Earlier analyses (for example) of the collapse of the Soviet Union focused on similar trends during the later days of the Soviet Union, although the Russian system certainly did not approach anything like the economic success of China. The problem there, allegedly, was that the Party, the ruling elite, had developed into a privileged class, isolated from and lording it over the ordinary people. Xi Jinping’s harsh approach to governance continues to reflect this theme, inasmuch as the campaigns against corruption, undertaken with more seriousness than the earlier such campaigns, are directed against Party bigshots who have grown rich by translating their political power into personal wealth (although the bigshots brought down tend to be those who might at some point challenge Xi’s personal supremacy). Earlier critiques had also deplored the neglect of ideology and lack of commitment to the socialist system (whatever that would be given the current economic structure). The focus here on historical nihilism, however, does not so much look at the overall structure of power and privilege as deplore the lack of respect held toward the Party (whereas earlier analyses implicitly or explicitly conceded that the Party had brought this disrespect upon itself). The argument at hand is that while there may be defects in the system, the real danger lies in dwelling on those defects. And while the argument deplores the lack of “faith” in Marxism, the real message is that people must obey and trust the Party
So: Why did the Soviet Union fall? Well, Stalin no doubt made some errors, and there were problems with the system Stalin built. But Khrushchev, lacking any sense of political proportion, wildly exaggerated the defects in the system; and youngsters coming of age during the post- Stalin years—Gorbachev and his ilk—took the message further, finding only evil and oppression in everything associated with the Soviet Union and the Communist Party. When they themselves grew into power they destroyed any reason to preserve the system, and they themselves lacked the will to defend it. And so the Soviet Union fell.

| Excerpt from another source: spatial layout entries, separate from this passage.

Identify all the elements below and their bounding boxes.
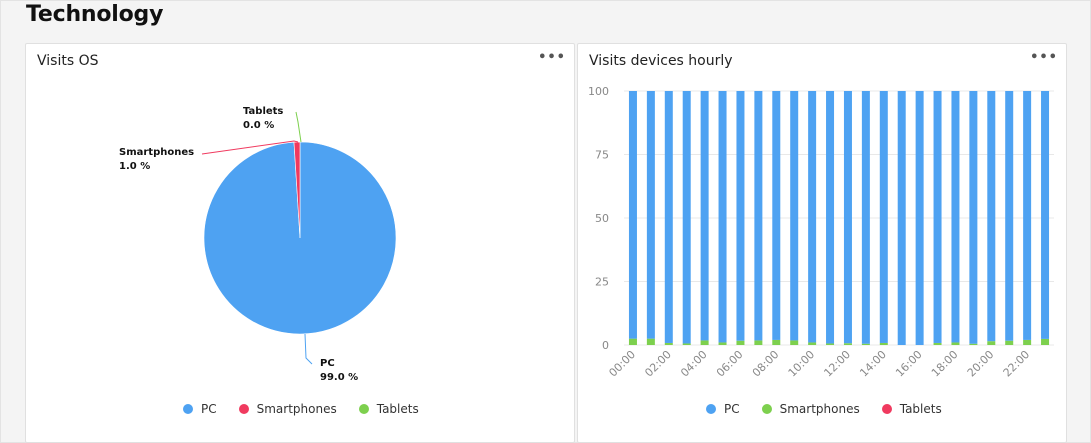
bar-segment-pc-1700[interactable] <box>933 91 942 343</box>
x-tick-label: 10:00 <box>786 348 818 380</box>
bar-segment-smartphones-0500[interactable] <box>718 342 727 345</box>
x-tick-label: 12:00 <box>821 348 853 380</box>
bar-segment-pc-1100[interactable] <box>826 91 835 344</box>
legend-dot-pc <box>183 404 193 414</box>
bar-segment-pc-1400[interactable] <box>879 91 888 343</box>
bar-segment-smartphones-0700[interactable] <box>754 340 763 345</box>
bar-segment-smartphones-1800[interactable] <box>951 342 960 345</box>
y-tick-label: 50 <box>595 212 609 225</box>
legend-item-smartphones[interactable]: Smartphones <box>761 402 860 416</box>
legend-dot-tablets <box>358 404 369 414</box>
x-tick-label: 06:00 <box>714 348 746 380</box>
bar-segment-smartphones-0100[interactable] <box>646 338 655 345</box>
pie-leader-line-pc <box>304 333 313 365</box>
x-tick-label: 04:00 <box>678 348 710 380</box>
legend-label: Smartphones <box>256 402 337 416</box>
legend-dot-pc <box>706 404 716 414</box>
legend-item-tablets[interactable]: Tablets <box>881 402 942 416</box>
x-tick-label: 20:00 <box>965 348 997 380</box>
page-title: Technology <box>26 2 164 27</box>
bar-legend: PC Smartphones Tablets <box>706 402 942 416</box>
stacked-bar-chart: 0 25 50 75 100 00:00 02:00 04:00 06:00 08:00 10:00… <box>588 85 1054 380</box>
legend-label: Tablets <box>376 402 419 416</box>
x-tick-label: 18:00 <box>929 348 961 380</box>
bar-segment-smartphones-1000[interactable] <box>808 342 817 345</box>
bar-segment-smartphones-2300[interactable] <box>1041 338 1050 345</box>
bar-segment-smartphones-1200[interactable] <box>843 343 852 345</box>
bar-segment-pc-2000[interactable] <box>987 91 996 342</box>
legend-dot-smartphones <box>761 404 772 414</box>
bar-segment-pc-0800[interactable] <box>772 91 781 340</box>
bar-segment-pc-0900[interactable] <box>790 91 799 341</box>
y-tick-label: 100 <box>588 85 609 98</box>
bar-segment-pc-0500[interactable] <box>718 91 727 343</box>
bar-segment-smartphones-0400[interactable] <box>700 340 709 345</box>
y-tick-label: 0 <box>602 339 609 352</box>
bar-segment-smartphones-0900[interactable] <box>790 340 799 345</box>
bar-segment-pc-2300[interactable] <box>1041 91 1050 339</box>
bar-segment-pc-0000[interactable] <box>628 91 637 339</box>
bar-segment-smartphones-0600[interactable] <box>736 340 745 345</box>
bar-segment-smartphones-2200[interactable] <box>1023 339 1032 345</box>
bar-segment-pc-1800[interactable] <box>951 91 960 343</box>
legend-label: Smartphones <box>779 402 860 416</box>
visits-os-card: Visits OS ••• PC 99.0 % Smartphones 1.0 % Ta… <box>25 43 575 443</box>
pie-chart: PC 99.0 % Smartphones 1.0 % Tablets 0.0 % <box>119 106 397 383</box>
bar-segment-pc-1600[interactable] <box>915 91 924 345</box>
y-tick-label: 75 <box>595 149 609 162</box>
pie-label-value-pc: 99.0 % <box>320 372 358 383</box>
bar-segment-smartphones-0800[interactable] <box>772 339 781 345</box>
bar-segment-pc-1300[interactable] <box>861 91 870 344</box>
pie-label-name-smartphones: Smartphones <box>119 147 194 158</box>
legend-label: Tablets <box>899 402 942 416</box>
bar-segment-pc-0200[interactable] <box>664 91 673 343</box>
legend-item-pc[interactable]: PC <box>183 402 217 416</box>
bar-segment-pc-1900[interactable] <box>969 91 978 344</box>
x-tick-label: 02:00 <box>642 348 674 380</box>
x-tick-label: 16:00 <box>893 348 925 380</box>
x-tick-label: 14:00 <box>857 348 889 380</box>
bar-segment-smartphones-2100[interactable] <box>1005 340 1014 345</box>
legend-label: PC <box>201 402 217 416</box>
bar-segment-pc-0600[interactable] <box>736 91 745 341</box>
legend-dot-tablets <box>881 404 892 414</box>
x-tick-label: 08:00 <box>750 348 782 380</box>
pie-label-name-tablets: Tablets <box>243 106 283 117</box>
bar-segment-pc-2200[interactable] <box>1023 91 1032 340</box>
bar-segment-pc-0700[interactable] <box>754 91 763 341</box>
bar-segment-smartphones-0200[interactable] <box>664 342 673 345</box>
x-tick-label: 00:00 <box>606 348 638 380</box>
bar-segment-pc-2100[interactable] <box>1005 91 1014 341</box>
bar-segment-smartphones-1300[interactable] <box>861 343 870 345</box>
bar-segment-smartphones-1100[interactable] <box>826 343 835 345</box>
bar-segment-pc-1500[interactable] <box>897 91 906 345</box>
bar-segment-pc-0300[interactable] <box>682 91 691 344</box>
bar-segment-pc-0400[interactable] <box>700 91 709 341</box>
pie-label-value-smartphones: 1.0 % <box>119 161 150 172</box>
bar-segment-smartphones-1900[interactable] <box>969 343 978 345</box>
y-tick-label: 25 <box>595 276 609 289</box>
legend-item-smartphones[interactable]: Smartphones <box>238 402 337 416</box>
bar-segment-smartphones-1700[interactable] <box>933 342 942 345</box>
legend-label: PC <box>724 402 740 416</box>
bar-segment-smartphones-0300[interactable] <box>682 343 691 345</box>
legend-item-pc[interactable]: PC <box>706 402 740 416</box>
x-tick-label: 22:00 <box>1001 348 1033 380</box>
visits-devices-hourly-card: Visits devices hourly ••• 0 25 50 75 100 00:0… <box>577 43 1067 443</box>
bar-segment-pc-1200[interactable] <box>843 91 852 344</box>
bar-segment-smartphones-0000[interactable] <box>628 338 637 345</box>
legend-dot-smartphones <box>238 404 249 414</box>
pie-label-value-tablets: 0.0 % <box>243 120 274 131</box>
bar-segment-smartphones-2000[interactable] <box>987 341 996 345</box>
bar-segment-smartphones-1400[interactable] <box>879 342 888 345</box>
pie-label-name-pc: PC <box>320 358 335 369</box>
pie-legend: PC Smartphones Tablets <box>183 402 419 416</box>
bar-segment-pc-0100[interactable] <box>646 91 655 339</box>
bar-segment-pc-1000[interactable] <box>808 91 817 343</box>
legend-item-tablets[interactable]: Tablets <box>358 402 419 416</box>
pie-leader-line-tablets <box>295 111 302 143</box>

This may not be a fully accurate depiction of the acts either of Khrushchev or Gorbachev; but the lesson is meant for China. The intent is probably not a reversion to Cultural Revolution Maoism, but to the pre-Cultural Revolution condition, without the economic irrationalities of that period. Then, supposedly, the comrades were all honest and dedicated and the people profoundly respectful of and obedient to their leaders, all united in the process of making China great again. Whatever the Party’s past mistakes, the Party is still to be held as China’s only salvation; people should respect and obey the Party and, implicitly, the Party’s Leader.